The Crooked Road, founded in 2004, attracts visitors from outside the commonwealth to music events at venues in the region through its marketing and programming.
Some 42 percent of event attendees along the music trail are tourists, and 20 percent of them come directly because of The Crooked Road’s marketing. Some even hail from as far away as Canada, France, Australia, and Britain. The data come from a study by the Office of Economic Development, part of Outreach and International Affairs at Virginia Tech.
“It’s really kind of just putting you out there. It’s like another social media, another part of that,” said Jason McGuire, owner of the Hillbilly Opry, which joined The Crooked Road in 2013.
Once these visitors are in town, they’re likely to take advantage of all Southwest Virginia has to offer – such as shopping, visiting museums, and hiking – extending the benefits of The Crooked Road beyond the music stages, the study found.
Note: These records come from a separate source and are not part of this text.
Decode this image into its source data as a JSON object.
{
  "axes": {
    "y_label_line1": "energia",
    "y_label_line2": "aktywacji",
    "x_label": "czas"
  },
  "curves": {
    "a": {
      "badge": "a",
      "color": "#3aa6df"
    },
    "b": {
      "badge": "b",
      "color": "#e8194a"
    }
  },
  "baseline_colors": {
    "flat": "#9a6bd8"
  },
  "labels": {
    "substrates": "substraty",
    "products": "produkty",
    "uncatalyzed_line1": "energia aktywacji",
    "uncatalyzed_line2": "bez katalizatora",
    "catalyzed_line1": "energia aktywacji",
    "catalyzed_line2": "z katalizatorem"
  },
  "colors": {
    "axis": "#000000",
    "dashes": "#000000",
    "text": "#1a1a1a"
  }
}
“Organizations like The Crooked Road exist to really create opportunities for communities in this region,” said Jack Hinshelwood, director of The Crooked Road. “It’s all about using these assets that we have right here in front of us, which are really our strengths.”
For communities that depend on declining industries, such as coal mining, The Crooked Road provides a needed boost to the local economy. Charlie McConnell led the historic Lays Hardware Center for the Arts to The Crooked Road as the music trail was being founded to help curb the impact of coal-industry cutbacks in Coeburn, Virginia.
“We thought, let’s pursue The Crooked Road as an economic development effort as well as raising the quality of life for Southwest Virginia,” said McConnell, who is on the board of directors for Lays Hardware. “With the coal industry on a tremendous decline, we are grasping onto anything that could have a positive impact for this area.”
Though the numbers provide insight – Hinshelwood said they are an inducement for funders – the focus remains on preserving the rich heritage of the region.
“The Crooked Road certainly hasn’t created music. The music was here; it certainly always will be here,” Hinshelwood said. “The Crooked Road just shined a light on it, so that the rest of the world could see and appreciate how rich and valuable the music traditions here really are.”
The Office of Economic Development has posted the study online.